Note however, that although person may be altered, other remains the same --
other does not lose its items.
'''
person.items.update(other.items)
return person
Putting it all together:
import itertools
import operator
class Item(object):
def __init__(self,name,price):
self.name=name
self.price=price
def __str__(self):
return '{0} {1}'.format(self.name,self.price)
class Person(object):
def __init__(self,id,name,*items):
self.id=id
self.name=name
self.items=set(items)
def __str__(self):
return '{0} {1}: {2}'.format(self.id,self.name,map(str,self.items))
list_people = [
Person('001','jim',Item('pencil',0.99)),
Person('002','mary',Item('book',15.49)),
Person('002','mary',Item('tape',7.99)),
Person('003','john',Item('pen',3.49)),
Person('003','john',Item('stapler',9.49)),
Person('003','john',Item('scissors',12.99)),
]
def take_items(person,other):
'''
person takes other's items.
Note however, that although person may be altered, other remains the same --
other does not lose its items.
'''
person.items.update(other.items)
return person
list_people2 = [reduce(take_items,g)
for k,g in itertools.groupby(list_people, lambda person: person.id)]
for person in list_people2:
print(person)
This looks very much like a homework problem.

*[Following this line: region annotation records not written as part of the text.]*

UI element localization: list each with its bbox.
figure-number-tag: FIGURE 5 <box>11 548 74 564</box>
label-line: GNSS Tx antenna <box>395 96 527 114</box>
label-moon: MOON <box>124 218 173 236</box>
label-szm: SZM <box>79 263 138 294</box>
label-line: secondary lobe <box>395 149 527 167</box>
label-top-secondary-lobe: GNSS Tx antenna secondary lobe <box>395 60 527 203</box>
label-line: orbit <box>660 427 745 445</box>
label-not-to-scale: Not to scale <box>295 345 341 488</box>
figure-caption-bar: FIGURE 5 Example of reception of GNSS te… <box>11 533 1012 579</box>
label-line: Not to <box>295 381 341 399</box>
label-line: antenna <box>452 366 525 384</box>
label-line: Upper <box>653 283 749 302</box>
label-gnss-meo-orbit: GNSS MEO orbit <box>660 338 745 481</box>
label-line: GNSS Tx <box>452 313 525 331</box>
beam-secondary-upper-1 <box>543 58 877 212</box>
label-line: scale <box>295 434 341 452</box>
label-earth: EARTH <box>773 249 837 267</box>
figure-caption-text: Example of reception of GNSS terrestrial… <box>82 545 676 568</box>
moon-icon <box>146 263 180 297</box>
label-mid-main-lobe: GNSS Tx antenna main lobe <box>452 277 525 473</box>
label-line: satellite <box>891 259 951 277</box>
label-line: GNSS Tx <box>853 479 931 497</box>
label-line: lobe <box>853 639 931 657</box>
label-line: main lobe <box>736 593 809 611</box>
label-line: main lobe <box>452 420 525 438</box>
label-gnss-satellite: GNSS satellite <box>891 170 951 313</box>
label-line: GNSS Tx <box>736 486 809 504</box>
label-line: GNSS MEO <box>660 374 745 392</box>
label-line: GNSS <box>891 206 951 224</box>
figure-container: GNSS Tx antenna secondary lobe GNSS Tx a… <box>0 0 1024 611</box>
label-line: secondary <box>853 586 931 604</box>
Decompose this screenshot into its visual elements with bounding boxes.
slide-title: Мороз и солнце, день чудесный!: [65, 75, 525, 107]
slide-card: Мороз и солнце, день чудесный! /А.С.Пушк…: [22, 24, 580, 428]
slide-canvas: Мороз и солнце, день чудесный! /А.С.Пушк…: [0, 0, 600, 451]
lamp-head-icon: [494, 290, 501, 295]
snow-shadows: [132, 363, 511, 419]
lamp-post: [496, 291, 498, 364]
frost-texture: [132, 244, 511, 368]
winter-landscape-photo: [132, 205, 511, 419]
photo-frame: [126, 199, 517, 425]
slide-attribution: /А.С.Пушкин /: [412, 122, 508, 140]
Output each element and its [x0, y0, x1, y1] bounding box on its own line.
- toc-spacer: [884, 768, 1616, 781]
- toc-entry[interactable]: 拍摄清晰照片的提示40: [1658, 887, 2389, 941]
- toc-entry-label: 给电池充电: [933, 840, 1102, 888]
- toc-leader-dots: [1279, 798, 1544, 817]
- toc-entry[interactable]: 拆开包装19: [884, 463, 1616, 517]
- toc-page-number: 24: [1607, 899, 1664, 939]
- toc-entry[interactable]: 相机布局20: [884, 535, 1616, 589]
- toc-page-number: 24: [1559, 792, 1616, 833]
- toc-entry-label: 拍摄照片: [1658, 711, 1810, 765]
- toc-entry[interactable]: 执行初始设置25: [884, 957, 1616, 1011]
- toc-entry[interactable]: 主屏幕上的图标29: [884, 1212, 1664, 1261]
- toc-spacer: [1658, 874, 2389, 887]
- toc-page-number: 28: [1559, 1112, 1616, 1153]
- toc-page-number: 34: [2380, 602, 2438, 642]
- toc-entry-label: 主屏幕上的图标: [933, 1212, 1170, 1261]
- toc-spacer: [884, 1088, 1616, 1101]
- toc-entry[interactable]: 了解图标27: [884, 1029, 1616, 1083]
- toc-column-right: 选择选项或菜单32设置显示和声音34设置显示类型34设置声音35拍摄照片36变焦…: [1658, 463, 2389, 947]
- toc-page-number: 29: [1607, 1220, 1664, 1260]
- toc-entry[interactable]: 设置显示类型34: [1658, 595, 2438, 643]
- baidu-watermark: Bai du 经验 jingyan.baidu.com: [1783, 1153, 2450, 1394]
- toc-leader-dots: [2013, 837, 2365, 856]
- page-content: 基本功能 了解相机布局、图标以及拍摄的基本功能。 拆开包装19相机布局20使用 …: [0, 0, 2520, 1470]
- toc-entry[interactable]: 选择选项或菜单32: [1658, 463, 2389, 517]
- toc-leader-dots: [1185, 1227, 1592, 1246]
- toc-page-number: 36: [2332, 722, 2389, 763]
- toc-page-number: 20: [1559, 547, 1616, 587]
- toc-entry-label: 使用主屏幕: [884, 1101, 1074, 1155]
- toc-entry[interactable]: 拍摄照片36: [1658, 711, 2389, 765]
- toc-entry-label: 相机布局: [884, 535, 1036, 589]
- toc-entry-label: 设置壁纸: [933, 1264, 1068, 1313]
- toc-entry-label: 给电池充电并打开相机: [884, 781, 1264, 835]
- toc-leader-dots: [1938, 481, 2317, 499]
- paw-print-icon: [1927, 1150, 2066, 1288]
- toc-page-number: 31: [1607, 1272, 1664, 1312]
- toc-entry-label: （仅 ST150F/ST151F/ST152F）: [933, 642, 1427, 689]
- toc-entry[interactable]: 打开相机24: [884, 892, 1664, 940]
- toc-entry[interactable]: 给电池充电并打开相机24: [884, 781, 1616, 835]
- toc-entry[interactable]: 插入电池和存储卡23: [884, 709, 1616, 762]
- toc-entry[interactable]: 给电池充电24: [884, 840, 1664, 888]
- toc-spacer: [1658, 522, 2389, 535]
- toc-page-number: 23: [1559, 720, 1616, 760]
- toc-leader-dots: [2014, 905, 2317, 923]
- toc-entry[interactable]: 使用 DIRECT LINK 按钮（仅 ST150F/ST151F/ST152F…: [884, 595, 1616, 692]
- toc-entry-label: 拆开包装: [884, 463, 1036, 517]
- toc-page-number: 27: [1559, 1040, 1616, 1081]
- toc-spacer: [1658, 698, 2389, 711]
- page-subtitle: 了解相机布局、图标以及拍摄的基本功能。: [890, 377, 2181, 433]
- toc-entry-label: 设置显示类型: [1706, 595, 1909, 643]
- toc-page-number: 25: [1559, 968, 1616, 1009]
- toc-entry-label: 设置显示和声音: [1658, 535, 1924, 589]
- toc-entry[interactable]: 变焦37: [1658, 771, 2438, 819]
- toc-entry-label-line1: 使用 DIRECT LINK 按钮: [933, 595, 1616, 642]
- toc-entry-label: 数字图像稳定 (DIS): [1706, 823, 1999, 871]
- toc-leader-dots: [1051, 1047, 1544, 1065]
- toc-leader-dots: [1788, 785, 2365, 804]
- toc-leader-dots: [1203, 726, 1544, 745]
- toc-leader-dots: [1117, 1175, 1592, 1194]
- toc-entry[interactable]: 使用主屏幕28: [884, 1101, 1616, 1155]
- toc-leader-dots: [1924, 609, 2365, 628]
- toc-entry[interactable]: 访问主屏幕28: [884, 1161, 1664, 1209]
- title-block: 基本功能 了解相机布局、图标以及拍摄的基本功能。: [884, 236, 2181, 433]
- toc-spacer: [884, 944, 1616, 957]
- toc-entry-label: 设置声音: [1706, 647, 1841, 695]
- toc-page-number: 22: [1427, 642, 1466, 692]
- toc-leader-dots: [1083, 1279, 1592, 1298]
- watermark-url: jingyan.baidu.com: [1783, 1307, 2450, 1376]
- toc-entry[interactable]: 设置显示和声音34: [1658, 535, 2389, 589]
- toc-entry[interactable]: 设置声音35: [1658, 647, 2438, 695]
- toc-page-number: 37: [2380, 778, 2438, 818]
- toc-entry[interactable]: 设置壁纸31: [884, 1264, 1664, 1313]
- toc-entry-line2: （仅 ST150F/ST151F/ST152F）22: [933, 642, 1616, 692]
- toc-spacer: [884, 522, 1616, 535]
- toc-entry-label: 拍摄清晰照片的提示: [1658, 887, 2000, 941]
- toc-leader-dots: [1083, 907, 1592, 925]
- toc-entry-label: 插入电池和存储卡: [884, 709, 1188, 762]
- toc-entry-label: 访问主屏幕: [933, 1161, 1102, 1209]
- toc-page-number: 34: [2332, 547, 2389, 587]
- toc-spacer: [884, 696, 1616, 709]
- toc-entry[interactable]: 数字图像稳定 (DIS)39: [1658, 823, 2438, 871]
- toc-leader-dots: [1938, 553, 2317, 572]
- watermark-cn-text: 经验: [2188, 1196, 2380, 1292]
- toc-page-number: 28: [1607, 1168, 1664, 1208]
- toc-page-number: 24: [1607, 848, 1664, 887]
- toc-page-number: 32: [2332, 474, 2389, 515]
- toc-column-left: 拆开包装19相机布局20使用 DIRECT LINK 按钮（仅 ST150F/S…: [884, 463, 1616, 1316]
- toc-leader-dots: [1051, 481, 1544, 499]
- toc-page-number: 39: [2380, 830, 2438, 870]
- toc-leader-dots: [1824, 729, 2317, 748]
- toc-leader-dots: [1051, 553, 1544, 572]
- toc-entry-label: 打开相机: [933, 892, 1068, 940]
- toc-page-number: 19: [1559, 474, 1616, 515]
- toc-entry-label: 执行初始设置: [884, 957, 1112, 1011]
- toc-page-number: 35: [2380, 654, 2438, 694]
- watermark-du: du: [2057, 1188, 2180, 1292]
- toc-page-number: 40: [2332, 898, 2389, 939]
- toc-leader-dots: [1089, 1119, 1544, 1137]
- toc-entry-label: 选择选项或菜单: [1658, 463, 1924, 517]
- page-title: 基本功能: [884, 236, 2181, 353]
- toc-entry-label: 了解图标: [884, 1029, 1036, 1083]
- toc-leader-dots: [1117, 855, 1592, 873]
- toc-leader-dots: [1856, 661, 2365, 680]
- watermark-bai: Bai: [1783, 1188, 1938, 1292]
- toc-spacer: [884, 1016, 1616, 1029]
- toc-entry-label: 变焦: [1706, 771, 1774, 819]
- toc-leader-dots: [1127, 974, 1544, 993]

As the above poster mentioned, there are a few more appropriate data structures for this kind of data, some variant on the following might be reasonable:
[ ('001', 'jim', [('pencil', '0.99')]),
('002', 'mary', [('book', '15.49'), ('tape', '7.99')]),
('003', 'john', [('pen', '3.49'), ('stapler', '9.49'), ('scissors', '12.99')])]
This can be made with the relatively simple:
list2 = []
for id,iter in itertools.groupby(list_dicts,operator.itemgetter('id')):
idList = list(iter)
list2.append((id,idList[0]['name'],[(z['item'],z['price']) for z in idList]))
The interesting thing about this question is the difficulty in extracting 'name' when using groupby, without iterating past the item.
To get back to the original goal though, you could use code like this (as the OP suggested):
list3 = []
for id,name,itemList in list2:
newitem = dict({'id':id,'name':name})
for index,items in enumerate(itemList):
newitem['item'+str(index+1)] = items[0]
newitem['price'+str(index+1)] = items[1]
list3.append(newitem)
I imagine it would be easier to combine the items in list_dicts into something that looks more like this:
list_dicts2 = [{'id':1, 'name':'jim', 'items':[{'itemname':'pencil','price':'0.99'}], {'id':2, 'name':'mary', 'items':[{'itemname':'book','price':'15.49'}, {'itemname':'tape','price':'7.99'}]]
You could also use a list of tuples for 'items' or perhaps a named tuple.